The first section of the paper explores the stylistic and generic hallmarks surrounding venomous snakes in Nicander’s Theriaca. While attuned to Hellenistic tastes, such as a heightened interest in “the particular,” and heavy incorporation of technical learning (cf. Fowler 1989, 110-36), Nicander presents a decidedly darker world than the didactics of Aratus and Hesiod or the bucolics of Theocritus, as animals actively conspire to do harm (Sistakou 2012; Overduin 2014). Not only is the poem’s natural world willfully malicious, Nicander deliberately deploys biological/zoological knowledge to impose a lingering sense of dread. In contrast to the ‘unforeseen’ (ἀπροϊδὴς) strikes which threaten would-be victims (cf. Ther. 2, 18), the poem furnishes readers with various ‘signs’ (σῆμα) distinguishing each species, with special care and attention devoted to graphic descriptions of their venom.

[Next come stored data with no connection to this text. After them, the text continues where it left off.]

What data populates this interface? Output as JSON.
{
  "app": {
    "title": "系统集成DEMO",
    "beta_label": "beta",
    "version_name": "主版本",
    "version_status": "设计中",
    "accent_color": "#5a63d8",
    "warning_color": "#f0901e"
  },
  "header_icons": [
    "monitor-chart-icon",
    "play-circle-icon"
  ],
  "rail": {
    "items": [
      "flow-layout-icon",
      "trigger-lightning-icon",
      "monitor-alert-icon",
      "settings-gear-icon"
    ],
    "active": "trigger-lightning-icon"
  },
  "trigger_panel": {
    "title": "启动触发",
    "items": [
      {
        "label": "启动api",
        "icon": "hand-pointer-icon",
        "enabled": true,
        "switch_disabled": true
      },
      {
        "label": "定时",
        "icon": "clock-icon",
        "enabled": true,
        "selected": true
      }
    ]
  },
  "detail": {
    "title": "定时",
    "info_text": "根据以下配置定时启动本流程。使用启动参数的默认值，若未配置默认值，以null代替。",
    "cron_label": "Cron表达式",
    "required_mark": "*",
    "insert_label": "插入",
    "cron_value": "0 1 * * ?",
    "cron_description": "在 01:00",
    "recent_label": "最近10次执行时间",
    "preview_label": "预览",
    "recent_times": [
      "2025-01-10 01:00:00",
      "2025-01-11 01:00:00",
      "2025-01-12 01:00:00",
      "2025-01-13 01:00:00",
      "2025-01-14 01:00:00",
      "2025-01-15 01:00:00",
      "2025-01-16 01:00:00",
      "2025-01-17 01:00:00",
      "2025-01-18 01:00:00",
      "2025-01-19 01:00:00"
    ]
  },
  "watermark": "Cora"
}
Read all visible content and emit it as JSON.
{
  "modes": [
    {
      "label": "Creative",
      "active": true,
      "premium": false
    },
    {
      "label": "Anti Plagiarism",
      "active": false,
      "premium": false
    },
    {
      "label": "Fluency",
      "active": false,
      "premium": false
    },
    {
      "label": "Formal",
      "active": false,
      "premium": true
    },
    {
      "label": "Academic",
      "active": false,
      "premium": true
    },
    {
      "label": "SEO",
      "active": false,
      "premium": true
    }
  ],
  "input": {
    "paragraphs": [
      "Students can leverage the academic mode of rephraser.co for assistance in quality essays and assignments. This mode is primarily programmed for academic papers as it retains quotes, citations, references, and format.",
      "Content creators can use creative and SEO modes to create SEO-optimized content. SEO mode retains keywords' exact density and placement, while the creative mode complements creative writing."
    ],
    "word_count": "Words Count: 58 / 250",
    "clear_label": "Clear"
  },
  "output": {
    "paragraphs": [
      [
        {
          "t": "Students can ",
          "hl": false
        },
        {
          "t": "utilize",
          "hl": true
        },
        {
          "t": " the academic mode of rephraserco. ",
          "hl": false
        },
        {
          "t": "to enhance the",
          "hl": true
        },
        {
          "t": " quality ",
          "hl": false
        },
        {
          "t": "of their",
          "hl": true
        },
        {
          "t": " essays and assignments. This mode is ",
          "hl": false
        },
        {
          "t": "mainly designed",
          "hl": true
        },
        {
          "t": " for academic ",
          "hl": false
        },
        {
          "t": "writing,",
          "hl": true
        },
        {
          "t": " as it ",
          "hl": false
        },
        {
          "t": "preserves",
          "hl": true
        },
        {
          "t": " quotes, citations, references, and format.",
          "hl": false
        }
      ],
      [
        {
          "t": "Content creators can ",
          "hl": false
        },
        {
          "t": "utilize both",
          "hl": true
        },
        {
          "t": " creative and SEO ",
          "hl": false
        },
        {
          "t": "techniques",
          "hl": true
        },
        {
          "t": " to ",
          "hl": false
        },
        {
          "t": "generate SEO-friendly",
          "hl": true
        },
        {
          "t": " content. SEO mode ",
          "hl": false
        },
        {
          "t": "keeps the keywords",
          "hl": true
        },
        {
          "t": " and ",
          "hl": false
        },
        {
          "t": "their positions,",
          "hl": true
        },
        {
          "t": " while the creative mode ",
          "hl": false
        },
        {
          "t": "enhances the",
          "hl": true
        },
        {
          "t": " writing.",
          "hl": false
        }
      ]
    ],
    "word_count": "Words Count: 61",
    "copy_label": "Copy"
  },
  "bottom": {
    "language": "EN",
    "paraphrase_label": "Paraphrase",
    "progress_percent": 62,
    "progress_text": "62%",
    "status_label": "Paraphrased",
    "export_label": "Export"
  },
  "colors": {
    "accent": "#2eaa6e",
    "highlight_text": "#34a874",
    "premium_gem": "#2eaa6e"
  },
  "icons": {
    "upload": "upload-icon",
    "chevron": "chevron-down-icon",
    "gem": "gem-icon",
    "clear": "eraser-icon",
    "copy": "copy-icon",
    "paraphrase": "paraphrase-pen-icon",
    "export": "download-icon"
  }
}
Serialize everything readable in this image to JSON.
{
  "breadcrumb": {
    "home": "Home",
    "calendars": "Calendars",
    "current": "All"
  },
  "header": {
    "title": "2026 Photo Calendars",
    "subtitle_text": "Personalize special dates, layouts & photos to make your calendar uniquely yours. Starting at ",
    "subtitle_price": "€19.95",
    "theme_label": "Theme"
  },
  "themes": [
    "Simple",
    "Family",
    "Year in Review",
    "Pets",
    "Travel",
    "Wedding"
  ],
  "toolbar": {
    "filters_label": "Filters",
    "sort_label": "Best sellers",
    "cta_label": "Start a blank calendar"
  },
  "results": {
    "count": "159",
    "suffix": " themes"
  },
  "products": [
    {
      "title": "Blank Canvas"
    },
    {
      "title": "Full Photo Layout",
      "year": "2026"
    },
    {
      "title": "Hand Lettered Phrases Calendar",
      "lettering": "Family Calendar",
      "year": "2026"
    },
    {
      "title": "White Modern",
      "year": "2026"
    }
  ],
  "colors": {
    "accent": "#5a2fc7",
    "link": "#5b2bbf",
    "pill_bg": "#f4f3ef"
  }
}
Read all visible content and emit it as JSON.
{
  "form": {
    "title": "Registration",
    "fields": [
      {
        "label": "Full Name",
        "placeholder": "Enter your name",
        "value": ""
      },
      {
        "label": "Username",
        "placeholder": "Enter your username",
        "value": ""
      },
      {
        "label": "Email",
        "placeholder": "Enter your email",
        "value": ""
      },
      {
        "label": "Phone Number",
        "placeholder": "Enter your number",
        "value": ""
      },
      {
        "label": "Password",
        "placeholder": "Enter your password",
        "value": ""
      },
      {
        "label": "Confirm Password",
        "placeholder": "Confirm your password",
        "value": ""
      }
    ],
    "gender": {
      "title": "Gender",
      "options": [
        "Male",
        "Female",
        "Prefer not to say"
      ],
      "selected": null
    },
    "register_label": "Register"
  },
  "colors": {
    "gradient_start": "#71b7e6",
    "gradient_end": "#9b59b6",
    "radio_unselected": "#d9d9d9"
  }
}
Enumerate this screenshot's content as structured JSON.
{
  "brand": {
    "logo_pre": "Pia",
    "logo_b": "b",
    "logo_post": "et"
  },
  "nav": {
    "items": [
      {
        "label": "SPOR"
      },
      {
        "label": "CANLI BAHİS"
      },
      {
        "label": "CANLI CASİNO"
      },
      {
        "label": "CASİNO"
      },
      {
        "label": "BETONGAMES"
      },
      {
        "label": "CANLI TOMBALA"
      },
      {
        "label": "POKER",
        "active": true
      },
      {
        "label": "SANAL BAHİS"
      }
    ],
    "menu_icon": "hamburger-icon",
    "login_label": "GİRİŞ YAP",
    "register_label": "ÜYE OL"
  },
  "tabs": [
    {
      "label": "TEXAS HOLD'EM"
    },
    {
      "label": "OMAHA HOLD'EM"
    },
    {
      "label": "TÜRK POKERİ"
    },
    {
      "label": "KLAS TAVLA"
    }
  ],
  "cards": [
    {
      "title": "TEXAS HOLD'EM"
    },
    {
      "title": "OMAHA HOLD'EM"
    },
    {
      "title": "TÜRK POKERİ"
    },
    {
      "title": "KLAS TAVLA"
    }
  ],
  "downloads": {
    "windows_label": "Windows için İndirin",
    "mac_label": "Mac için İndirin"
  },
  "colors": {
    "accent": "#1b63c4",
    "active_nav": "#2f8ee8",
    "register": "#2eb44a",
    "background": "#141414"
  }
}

For example, concerning the haemorrhous or ‘bloodletter’ (Σῆμα... αἱμορρόου… ἐνίψω; 282), the reader learns exactly how their body will deteriorate if bitten. The poem, in hyper-realistic detail, describes how the venom enters the system, breaks down the body’s integrity and causes progressively dire hemorrhaging throughout (298-308). By design, such knowledge does not just inform, but fascinates and terrifies.

The second section of this paper turns to how this tradition of snakes manifests in Lucan. Despite some overlap within and across species (Cazzaniga 1957), Lucan was not solely dependent on Nicander for zoological knowledge and Roman authorities, most conspicuously Aemilius Macer, probably also exerted significant influence (Courtney 1993, 107-9). Though pulling from a broader pool of material, the Bellum Civile nevertheless taps into an approach towards animals exemplified and likely popularized by Nicander. Like his Hellenistic predecessor, Lucan emphasizes colorful visuals and almost clinical detail, with heavy smatterings of gore. When a ‘bloodletter’ strikes poor Tullus, Cato must behold ‘greater spectacles’ (maiora spectacula) as his follower violently haemorrahges from his entire body (9.805-14). As Leigh (1997, 265-91) has shown, such scenes deliberately invoke spectacle and gladiatorial combat, creating a sort of inverse venatio wherein Cato becomes spectator to his men’s deaths. Moreover, Lucan expands upon the Nicanderean contrast between seen and unseen, known and unknown. He overtly states the ascribed mythic aetiology behind Libya’s serpents is false and ‘no care or labor’ (non cura laborque) can unearth its vera causa (9.619-23). Unprepared for his opponent, Cato can only watch as his men suffer unaccustomed deaths from surprisingly tiny wounds (insolitasque uidens paruo cum uolnere mortes; 9.736). It is only through the intervention of the Psylli, who alone know the necessary charms and medicines, that the Romans survive (9.890-949). Like in Nicander, such specifically curated knowledge works in deliberate ways. Juxtaposing graphic yet informed violence with the ignorance and overreach brought by civil war, Lucan’s snakes craft an appropriately dark and intimidating world for his epic.